The seat from where such knowledge is expounded and explained in detail is
called ‘Vyas Peetham’. For this very reason we call the narrator of Shrimad
Bhagwatam, ‘Vyas’. It is more a qualitative noun than a personal noun. Thus
Vyasa elaborated the four shlokas (verses) in 9000 verses spread over 335
chapters and 12 volumes. Then Bhagwan Ved Vyasa taught it to Shukhdeva, who then
narrated it to King Parikshit. Sutjii in Namisharanya to Shaunaka and other
Rishis conveys the same conversation. All the different periods of these
separate conversations are mentioned in Shrimad Bhagwatam.
narration of Shrimad Bhagwat Katha is arranged for many reasons; raising funds
to help medical institutions or provide medical relief to people affected by
natural calamities, to fund and raise school/colleges and help rural
development. But it is mainly arranged for the upliftment and welfare of the
people and society, who, by listening to the katha would understand God and
learn the way to reach him, helping inducing spiritual growth within themselves
and most importantly becoming righteous and virtuous human beings.
In the olden days it was primarily arranged when there was a death in the
family. Amidst the encircling gloom of sadness and acute depression, the katha
narration created a major transformation, bringing to a grief ridden family
solace, comfort, equanimity and a philosophic vision. The Bhagwat Katha drew
them out of their sorrow and removed them from their mourning. Therefore the
Bhagwat Katha is described as "Shoka Moha Bhayapaha", that which destroys
attachment and consequently removes sorrow and fear. By listening to ‘Shrimad
Bhagwat Katha’, devotion (Bhakti) pervades our heart and minds. This devotion
destroys attachment, sorrow and fear from our minds. What is this devotion or
‘Bhakti’? It is nothing but love!
Love is a sublime experience. It moves and spreads in all directions and becomes
universal. When love becomes unending, human beings attain sainthood. The body
becomes a temple – and the heart a priest! Slowly, but surely Shrimad Bhagwatam
enables one to reach that stage. When universal love and devotion is attained,
the sorrow, attachments and fear vanish. Sorrow or mourning is connected with
the past; attachment is connected with the present and fear with the future.

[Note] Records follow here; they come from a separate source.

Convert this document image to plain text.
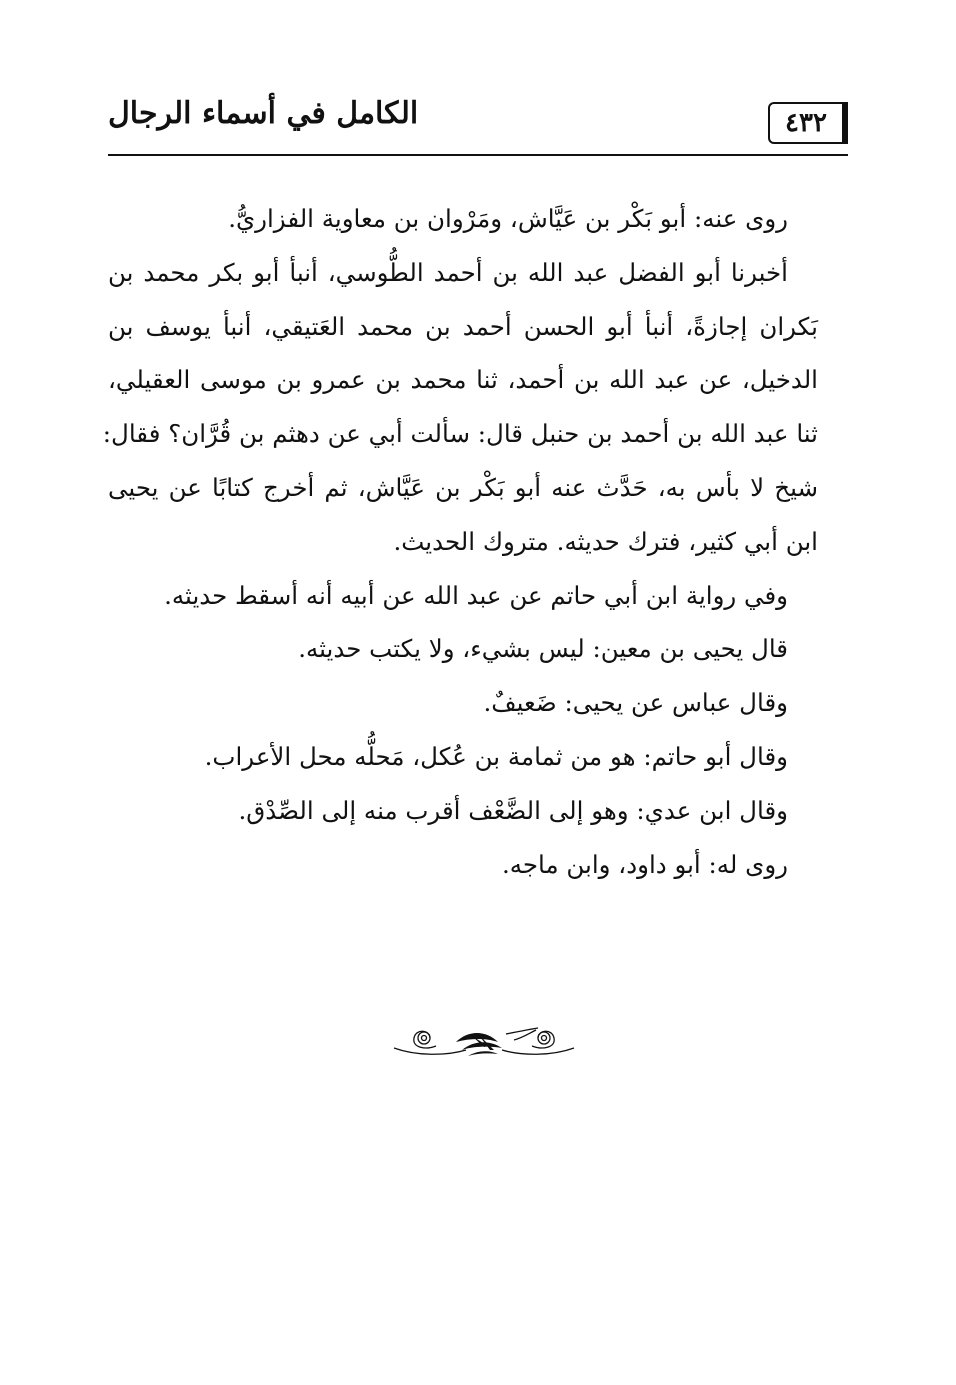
الكامل في أسماء الرجال	٤٣٢
روى عنه: أبو بَكْر بن عَيَّاش، ومَرْوان بن معاوية الفزاريُّ.
أخبرنا أبو الفضل عبد الله بن أحمد الطُّوسي، أنبأ أبو بكر محمد بن
بَكران إجازةً، أنبأ أبو الحسن أحمد بن محمد العَتيقي، أنبأ يوسف بن
الدخيل، عن عبد الله بن أحمد، ثنا محمد بن عمرو بن موسى العقيلي،
ثنا عبد الله بن أحمد بن حنبل قال: سألت أبي عن دهثم بن قُرَّان؟ فقال:
شيخ لا بأس به، حَدَّث عنه أبو بَكْر بن عَيَّاش، ثم أخرج كتابًا عن يحيى
ابن أبي كثير، فترك حديثه. متروك الحديث.
وفي رواية ابن أبي حاتم عن عبد الله عن أبيه أنه أسقط حديثه.
قال يحيى بن معين: ليس بشيء، ولا يكتب حديثه.
وقال عباس عن يحيى: ضَعيفٌ.
وقال أبو حاتم: هو من ثمامة بن عُكل، مَحلُّه محل الأعراب.
وقال ابن عدي: وهو إلى الضَّعْف أقرب منه إلى الصِّدْق.
روى له: أبو داود، وابن ماجه.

These are the three factors that disturb everyone. Mourning the past, attachment
for the present, and fear or worry for the future. And who does not long for
peace? Whether a person is a theist or an atheist, everyone longs for peace.

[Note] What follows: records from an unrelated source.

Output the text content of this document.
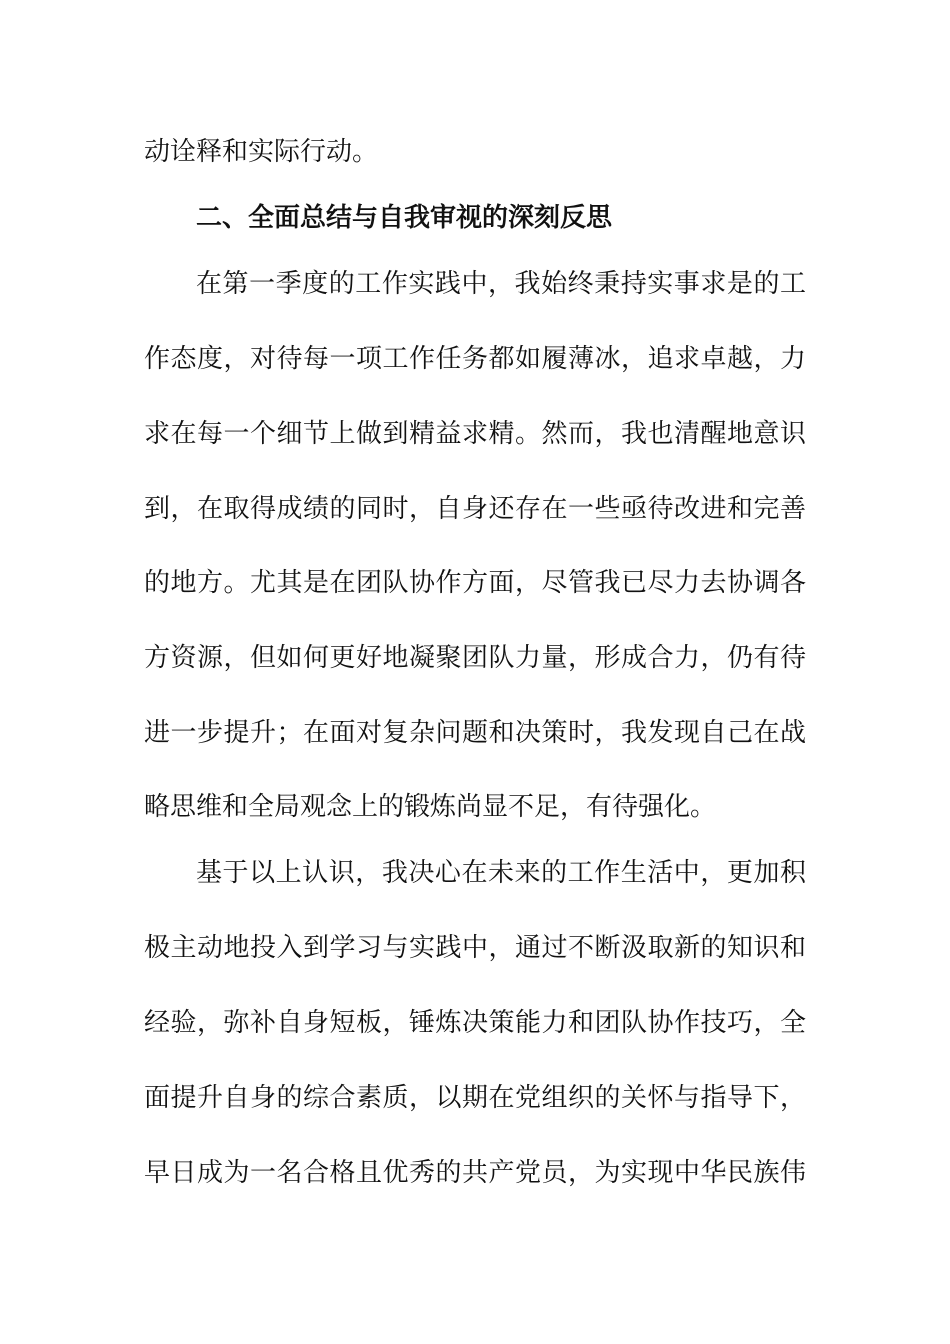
动诠释和实际行动。
二、全面总结与自我审视的深刻反思
在第一季度的工作实践中，我始终秉持实事求是的工
作态度，对待每一项工作任务都如履薄冰，追求卓越，力
求在每一个细节上做到精益求精。然而，我也清醒地意识
到，在取得成绩的同时，自身还存在一些亟待改进和完善
的地方。尤其是在团队协作方面，尽管我已尽力去协调各
方资源，但如何更好地凝聚团队力量，形成合力，仍有待
进一步提升；在面对复杂问题和决策时，我发现自己在战
略思维和全局观念上的锻炼尚显不足，有待强化。
基于以上认识，我决心在未来的工作生活中，更加积
极主动地投入到学习与实践中，通过不断汲取新的知识和
经验，弥补自身短板，锤炼决策能力和团队协作技巧，全
面提升自身的综合素质，以期在党组织的关怀与指导下，
早日成为一名合格且优秀的共产党员，为实现中华民族伟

Everyone wants joy. When these three dominant influences vanish, one becomes
quiet and lucid.
It is not that Shrimad Bhagwat Katha liberates the
departed soul alone. It even frees surviving members from sorrow, attachment and
fear. Thus liberation is in a wider concept. It is not as if one is liberated
only after one dies. It can be experienced even during a person’s lifetime, now
and here also. That is the teaching of Shrimad Bhagwatam.